A: Voltage drop in 12V circuits is a major issue. Voltage is what causes current to flow – without voltage electrons would just rattle around in the same place. This means that without the necessary voltage, energising current is not going to arrive where required.
12V is a modest voltage and that makes it especially prone to voltage drop if installations aren’t handled carefully. A particular issue is that even a well installed 12V DC circuit is going to run into voltage drop issues over time as resistance builds up through corrosion in terminations at either end of the run, as well as in junction boxes mid-run. A circuit that has been installed for decades, especially in an environment that’s humid and/or salty, is going to end up delivering 9V instead of 12V.
A key consideration when building 12V circuits is considering the voltage drop introduced by the environment and by connections and terminations when the circuit is new. Electronic security devices are fairly tolerant of voltage drop, so getting this right should not be too hard. You’re trying to keep maximum drop at around 5 per cent for a circuit at full load. Sensitive circuits should be kept within 1.5 per cent, which is not as easy as it sounds, but is unlikely to be necessary with most security systems.
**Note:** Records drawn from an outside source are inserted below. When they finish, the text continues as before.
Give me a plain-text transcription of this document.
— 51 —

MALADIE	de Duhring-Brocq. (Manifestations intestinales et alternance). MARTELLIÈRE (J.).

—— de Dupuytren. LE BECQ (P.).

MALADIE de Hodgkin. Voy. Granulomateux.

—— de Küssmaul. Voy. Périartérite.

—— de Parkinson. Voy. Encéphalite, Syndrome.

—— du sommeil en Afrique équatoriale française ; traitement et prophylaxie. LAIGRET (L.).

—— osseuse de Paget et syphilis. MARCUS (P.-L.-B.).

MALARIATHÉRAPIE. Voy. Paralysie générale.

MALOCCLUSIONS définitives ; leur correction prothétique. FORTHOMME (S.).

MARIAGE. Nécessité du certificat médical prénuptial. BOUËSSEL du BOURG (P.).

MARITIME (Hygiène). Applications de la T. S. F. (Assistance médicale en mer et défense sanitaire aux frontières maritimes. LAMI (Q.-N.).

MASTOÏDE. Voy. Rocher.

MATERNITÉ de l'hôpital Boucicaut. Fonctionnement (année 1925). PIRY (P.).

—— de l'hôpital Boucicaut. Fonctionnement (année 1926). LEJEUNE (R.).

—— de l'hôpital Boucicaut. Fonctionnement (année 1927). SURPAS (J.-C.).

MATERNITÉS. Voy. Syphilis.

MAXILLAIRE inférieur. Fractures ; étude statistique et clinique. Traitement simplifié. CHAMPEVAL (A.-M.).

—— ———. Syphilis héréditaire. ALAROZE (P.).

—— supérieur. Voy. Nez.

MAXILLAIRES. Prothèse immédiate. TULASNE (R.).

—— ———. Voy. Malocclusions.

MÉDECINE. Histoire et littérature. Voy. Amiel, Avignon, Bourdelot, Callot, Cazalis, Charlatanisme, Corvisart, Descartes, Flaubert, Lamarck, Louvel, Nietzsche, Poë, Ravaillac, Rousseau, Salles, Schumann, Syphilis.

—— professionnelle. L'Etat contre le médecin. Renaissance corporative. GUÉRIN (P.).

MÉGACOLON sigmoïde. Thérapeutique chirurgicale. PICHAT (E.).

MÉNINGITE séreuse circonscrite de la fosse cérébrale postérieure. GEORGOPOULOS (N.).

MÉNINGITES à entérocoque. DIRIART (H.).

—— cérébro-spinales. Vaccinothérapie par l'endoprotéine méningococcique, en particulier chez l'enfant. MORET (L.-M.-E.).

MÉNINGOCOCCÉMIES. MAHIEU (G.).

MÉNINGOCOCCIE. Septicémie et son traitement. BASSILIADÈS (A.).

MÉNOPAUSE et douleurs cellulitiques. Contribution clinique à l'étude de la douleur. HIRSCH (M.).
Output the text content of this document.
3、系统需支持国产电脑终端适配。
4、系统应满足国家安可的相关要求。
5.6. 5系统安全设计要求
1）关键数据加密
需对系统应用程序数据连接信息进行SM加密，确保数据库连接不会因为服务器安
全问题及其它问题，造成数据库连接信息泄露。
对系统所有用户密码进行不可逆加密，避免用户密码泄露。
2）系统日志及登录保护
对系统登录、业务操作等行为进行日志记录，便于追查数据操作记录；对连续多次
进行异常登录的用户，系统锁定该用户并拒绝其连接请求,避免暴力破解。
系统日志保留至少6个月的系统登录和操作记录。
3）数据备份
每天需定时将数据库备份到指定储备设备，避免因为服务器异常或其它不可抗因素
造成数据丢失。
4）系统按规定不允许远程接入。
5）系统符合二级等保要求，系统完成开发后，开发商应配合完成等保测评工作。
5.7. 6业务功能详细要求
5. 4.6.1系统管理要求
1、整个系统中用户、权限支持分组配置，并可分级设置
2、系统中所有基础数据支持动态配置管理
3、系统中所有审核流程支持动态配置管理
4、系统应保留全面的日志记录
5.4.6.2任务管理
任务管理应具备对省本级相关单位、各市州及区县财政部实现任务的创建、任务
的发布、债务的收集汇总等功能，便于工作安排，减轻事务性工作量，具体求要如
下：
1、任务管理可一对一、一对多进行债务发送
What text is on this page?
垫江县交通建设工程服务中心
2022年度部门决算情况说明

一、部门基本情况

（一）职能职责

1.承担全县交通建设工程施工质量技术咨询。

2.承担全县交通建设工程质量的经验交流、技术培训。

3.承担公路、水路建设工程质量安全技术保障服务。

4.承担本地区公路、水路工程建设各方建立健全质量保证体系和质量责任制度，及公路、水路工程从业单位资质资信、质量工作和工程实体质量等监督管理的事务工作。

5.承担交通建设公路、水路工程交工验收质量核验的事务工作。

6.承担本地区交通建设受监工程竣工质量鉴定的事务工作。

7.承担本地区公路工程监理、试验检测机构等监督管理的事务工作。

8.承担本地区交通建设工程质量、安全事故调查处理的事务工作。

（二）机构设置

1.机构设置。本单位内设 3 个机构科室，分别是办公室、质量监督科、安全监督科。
There are a number of things techs can do to ensure voltage drop doesn’t become an issue. Choose devices that are tolerant of voltage drop. Buy higher quality conductors that are resistant to moisture where required, install them carefully, and pay attention to the quality of terminations throughout the cable run.
You should also keep your cable runs within specification and make the effort to measure drop across typical circuits. If an environment is complex or challenging, keep cable runs shorter. If you need to go longer, increase conductor size. Measure voltage in the field in order to get a feel for how these choices impact on circuit voltage.
Other techniques include managing temperature by venting junction and controller boxes, or keeping cable in the bottom of a space, rather than the top. In some cases you may be able to power devices from a remote source, reducing cable length.
Depending on your skill level and the nature of the circuit, you can also decrease voltage drop by decreasing load current, but you’ll need to make sure the circuit remains capable of powering field devices.